The batch normalization
How To
1. Simple change from Whitening
To handle the problem happened on Whitening, researchers took some simple approach. First, they tried normalizing input by each dimensions. For example, if the input has d-dimentional input $x=(x^{(1)}, x^{(2)}, ...x^{(d)})$ each dimension is normalized through the input dataset like below.
$$\hat x^{(k)}=\frac{x^{(k)}-E[x^{(k)}]}{\sqrt{Var[x^{(k)}]}}$$
Additionaly, this makes each activation to fall mainly to the linear section(center) of activcation functions. For example, the sigmoid activation function plotted above has linear spot around $x=0$ which normalized outputs would generally fall into. To break this linearity, researchers added two parameters $\gamma$ and $\beta$ which can stretch(transform) the normalized values to any region.
$$y^{(k)}=\gamma^{(k)}\hat x^{(k)}+\beta^{(k)}$$
2. Applying Batch
While normalizing and breaking linearity like above, the case of batched input is another issue to handle, because we can't have the entire dataset's distribution on batched situation. In this case, we can predict the entire dataset's mean and variance with the values of the batches.
Features
1. Differentiability
The paper also includes several rows of equations to present that the total loss is differentiable in terms of those batch normalization parameters and statistics. This means that those layers are capable of learning appropriate parameter values which makes lower internal covariant shift while training.
2. Applcation to Convolutional networks
The batch normalization method is still appliable to convNets, but changing it a little, because CNNs have feature maps only which all neurons have same parameters. This feature is termed as convolutional property on the paper.
3. Higher learning Rate
As every activations of layers are normalized, we can train deep models with a higher learning rate without concerning about vanishing/exploding gradient problems. Lets find this out through case assuming the layer's parameters are largely scaled as constant $a$. The parameter matrix is $W$ and input vector is $u$.
$$BN(Wu) = BN((aW)u)$$
$$\frac{\partial BN((aW)u)}{\partial u}=\frac{\partial BN(Wu)}{\partial u}$$
$$\frac{\partial BN((aW)u)}{\partial (aW)}=\frac{1}{a} \frac{\partial BN(Wu)}{\partial W}$$
First, the scale does not affect the gradient back-propagating.
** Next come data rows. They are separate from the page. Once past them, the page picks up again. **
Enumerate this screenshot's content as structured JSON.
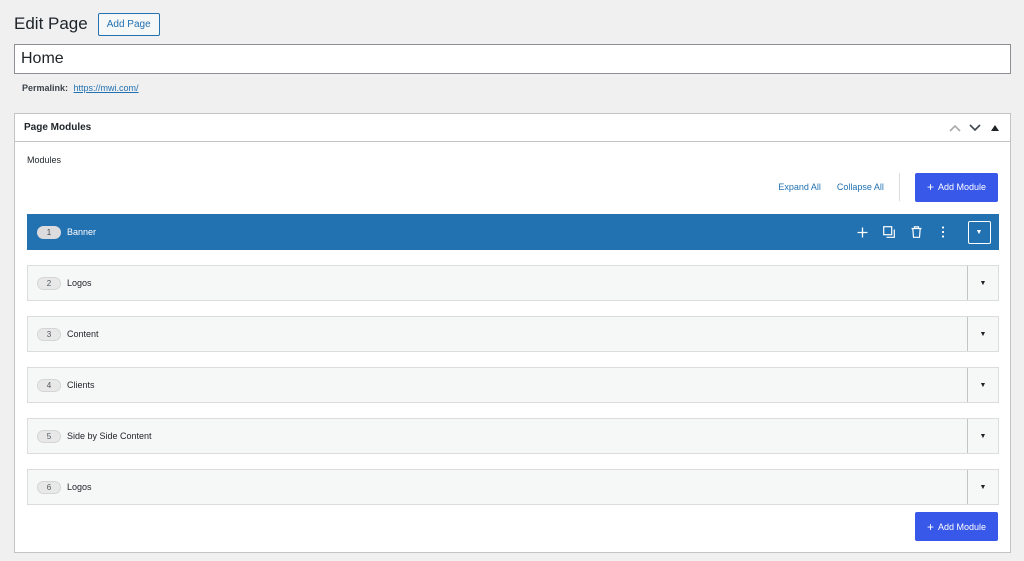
{
  "header": {
    "title": "Edit Page",
    "add_page_label": "Add Page"
  },
  "title_input": {
    "value": "Home"
  },
  "permalink": {
    "label": "Permalink:",
    "url": "https://mwi.com/"
  },
  "postbox": {
    "title": "Page Modules",
    "modules_label": "Modules",
    "expand_all": "Expand All",
    "collapse_all": "Collapse All",
    "add_module_label": "Add Module",
    "modules": [
      {
        "number": "1",
        "name": "Banner",
        "active": true
      },
      {
        "number": "2",
        "name": "Logos",
        "active": false
      },
      {
        "number": "3",
        "name": "Content",
        "active": false
      },
      {
        "number": "4",
        "name": "Clients",
        "active": false
      },
      {
        "number": "5",
        "name": "Side by Side Content",
        "active": false
      },
      {
        "number": "6",
        "name": "Logos",
        "active": false
      }
    ]
  },
  "colors": {
    "accent": "#2271b1",
    "primary_button": "#3858e9",
    "background": "#f0f0f1"
  },
  "icons": [
    "chevron-up-icon",
    "chevron-down-icon",
    "collapse-triangle-icon",
    "plus-icon",
    "duplicate-icon",
    "trash-icon",
    "more-vertical-icon",
    "dropdown-triangle-icon"
  ]
}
Moreover, it scales the gradient down on the current layer's parameter which leads to more stable parameter updates.
4. Regularizer
While training, every batch may have slightly different distributions and this means that single training input's effect on the model would change if the batch distribution changes, which may be all the time. We can say that the output is non-deterministic during the training, and this kind of feature could be used as a regularizer.
Experiments
The paper experimented the effect of Batch Normalization layer on several models throughout classification tasks, and acheived remarkable performance on most of them. Applying batch normalization made training more stable in initial training steps, which leads to fast convergence and lower overall training time.
Outro
Batch normalization is widely used on the textbook I've studying and was quite interesting to read this research paper to understand it's implementation details and mathematical backgrounds. Although there are some cons toward using BN layers, I think they are still pretty good solution to handle internal covariant shifts.